Dès 9 heures, les chauffeurs ont paralysé une partie de la ville en se rassemblant au siège du Centre social. Leur principal grief : le silence des autorités face au préavis de grève déposé plusieurs jours auparavant. Mais au-delà de cette inertie, les taximen dénoncent un harcèlement quotidien exercé par certains agents en uniforme, accusés de leur extorquer des sommes allant de 500 à 1 000 fcfa sous prétexte de contrôles routiers.
« Ils nous attendent dans les coins et recoins de la ville pour collecter les 500 francs et 1 000 francs. Non et non ! La situation devient intenable, » s’indigne Cédric Stéphane Nkoghet, leader provincial de la Fegasta.
Autre sujet de discorde : le retour imposé du port de la blouse, jugé archaïque et économiquement contraignant.

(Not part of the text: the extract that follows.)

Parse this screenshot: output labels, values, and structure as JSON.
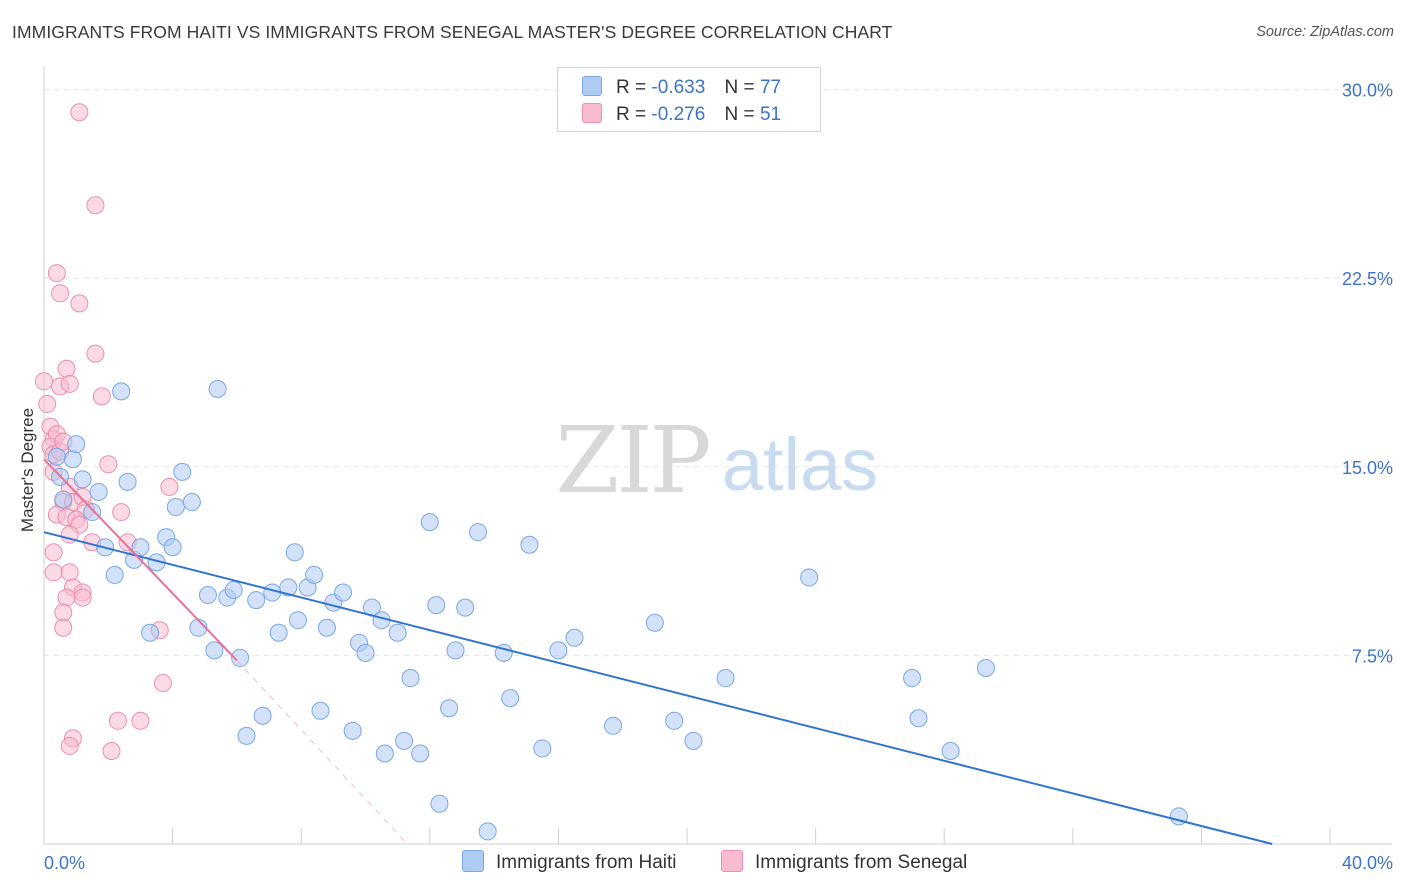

Les chauffeurs dénoncent un marché opaque attribué à un fournisseur expatrié, avec un prix fixé à 16 000 FCFA pour deux blouses, sans possibilité d’achat à l’unité.
« Où vont les autres 8 000 francs? », questionne un syndicaliste, pointant une gestion peu transparente.
La mairie, de son côté, se dédouane de toute responsabilité dans le choix du fournisseur, tout en défendant la mesure comme un levier de professionnalisation. Mais cette justification peine à convaincre, tant le fossé semble se creuser entre les autorités et les acteurs de terrain.
Face à l’impasse, la Fegasta a instauré un service minimum et appelle à une médiation du gouverneur de province dans cette crise des taximen de Port-Gentil. Cette crise, au-delà de ses aspects conjoncturels, révèle une urgence : celle de réformer en profondeur le dialogue social et les mécanismes de régulation du transport urbain dans la ville économique du Gabon.